At the beginning of the 1990’s, the social democratic approach of “the planned market economy” (the platform of the CC of the CPSU at the 28th Congress) was speedily abandoned in favour of the position of the “regulated market economy” and this was further replaced by the “free market economy”.
20. The direction that became dominant should not be judged today only from a theoretical perspective, but also by its practical results. After two decades of the application of these reforms, the problems had clearly sharpened. Stagnation reared its head for the first time in the history of socialist construction. Technological backwardness continued to be a reality for the large majority of enterprises. Shortages appeared in many consumer products, as well as other problems in the “market”, because enterprises were causing an artificial rise in prices, by hoarding commodities in warehouses or by supplying them in controlled quantities.
An important index of the retreat of the Soviet economy during the 1970’s was the decline in the USSR’s share in the world production of industrial raw materials and in manufacturing.
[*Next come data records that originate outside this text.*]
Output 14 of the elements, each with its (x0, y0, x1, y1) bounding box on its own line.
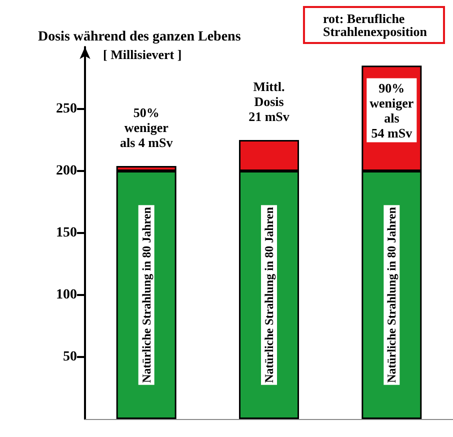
annotation: Mittl. Dosis 21 mSv (248, 79, 290, 124)
y-tick-label: 50 (63, 350, 77, 364)
y-tick-label: 150 (56, 226, 77, 240)
text: rot: Berufliche Strahlenexposition (322, 11, 428, 39)
series-label: Natürliche Strahlung in 80 Jahren (139, 206, 154, 383)
y-axis-title: [ Millisievert ] (103, 47, 182, 62)
text: Natürliche Strahlung in 80 Jahren (384, 207, 399, 383)
annotation: 50% weniger als 4 mSv (120, 105, 174, 150)
y-tick-label: 250 (56, 102, 77, 116)
text: Natürliche Strahlung in 80 Jahren (262, 207, 276, 383)
chart-title: Dosis während des ganzen Lebens (38, 30, 242, 44)
y-tick-label: 200 (56, 164, 77, 178)
y-tick-label: 100 (56, 288, 77, 302)
annotation: 90% weniger als 54 mSv (370, 80, 414, 140)
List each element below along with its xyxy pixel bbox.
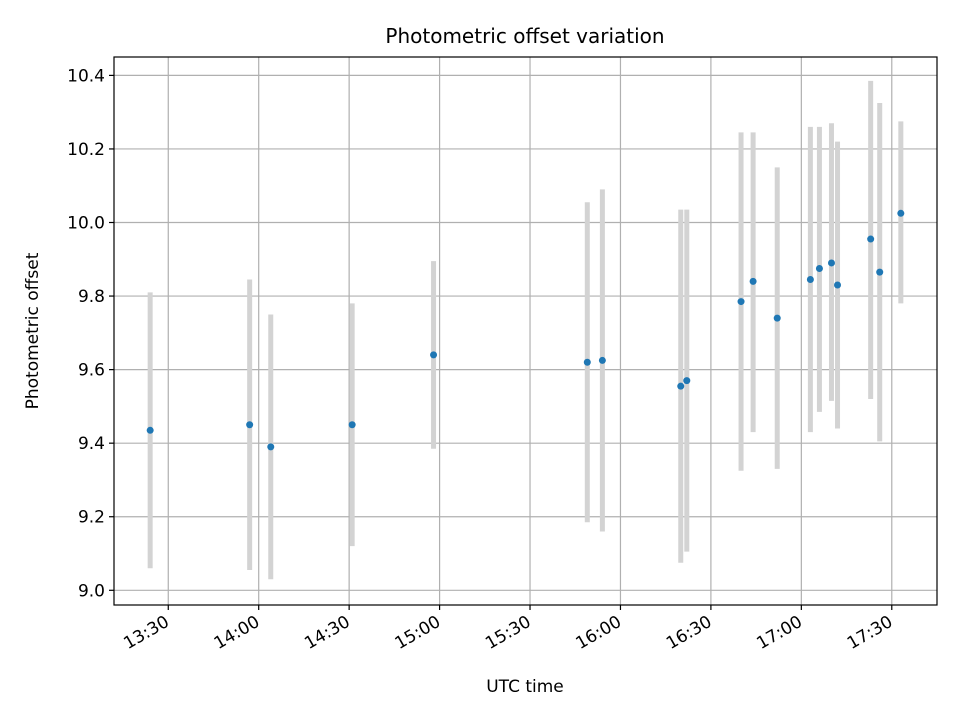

The ever increasing involvement of market elements in the directly social production of socialism was weakening it. It led to a decline in the dynamics of socialist development. The short-term individual and group interests (with an increase in income differentiation among the workers in each enterprise, between the workers and the managerial apparat, between different enterprises) were strengthened vis-a-vis the overall interests of society. As time passed, the social conditions were created for the counterrevolution to flourish and to finally prevail using perestroika as its vehicle.
Through these reforms the possibility was created for monetary amounts which had been accumulated, primarily through illegal means (smuggling, etc), to be invested in the “black” (illegal) market. These opportunities concerned primarily officials in the management layers of enterprises and sectors, the cadre of the kolkhozes and of foreign trade. Data regarding the so-called “Para-economy” (parallel economy) were also provided by the Procurator General of the USSR. According to these statistics, a significant proportion of the cooperative or state agricultural production was also channelled to the consumers by illegal means.
The income differentiation among the individual agricultural producers, the kolkhozniks, widened, as well as their opposition to the tendency to strengthen the directly social character of agricultural production. A portion of the peasants and of the managerial cadre of the kolkhozes who were getting rich was strengthened as a social layer hampering socialist construction. The social differentiation in industry was even more pronounced through the concentration of “enterprise profits”. The so-called “shadow capital”, the result not only of enrichment through enterprise profits, but also of the black market, of criminal acts of embezzlement of the social product, sought its legal functioning as capital in production, i.e. the privatisation of the means of production, the restoration of capitalism. The owners of this capital constituted the driving social force of the counterrevolution. They utilised their position in the state and party mechanisms.They found support in sectors of the population which were more vulnerable, due to their objective position, to the influence of bourgeois ideology and to wavering, e.g. a significant part of the intelligentsia, sections of the youth, such as the university students [35]. These forces, directly or indirectly, influenced the Party, strengthening its opportunist erosion and its counterrevolutionary degeneration, which was expressed through the policies of “perestroika” and sought the institutional consolidation of capitalist relations. This was achieved after perestroika, with the overthrow of socialism.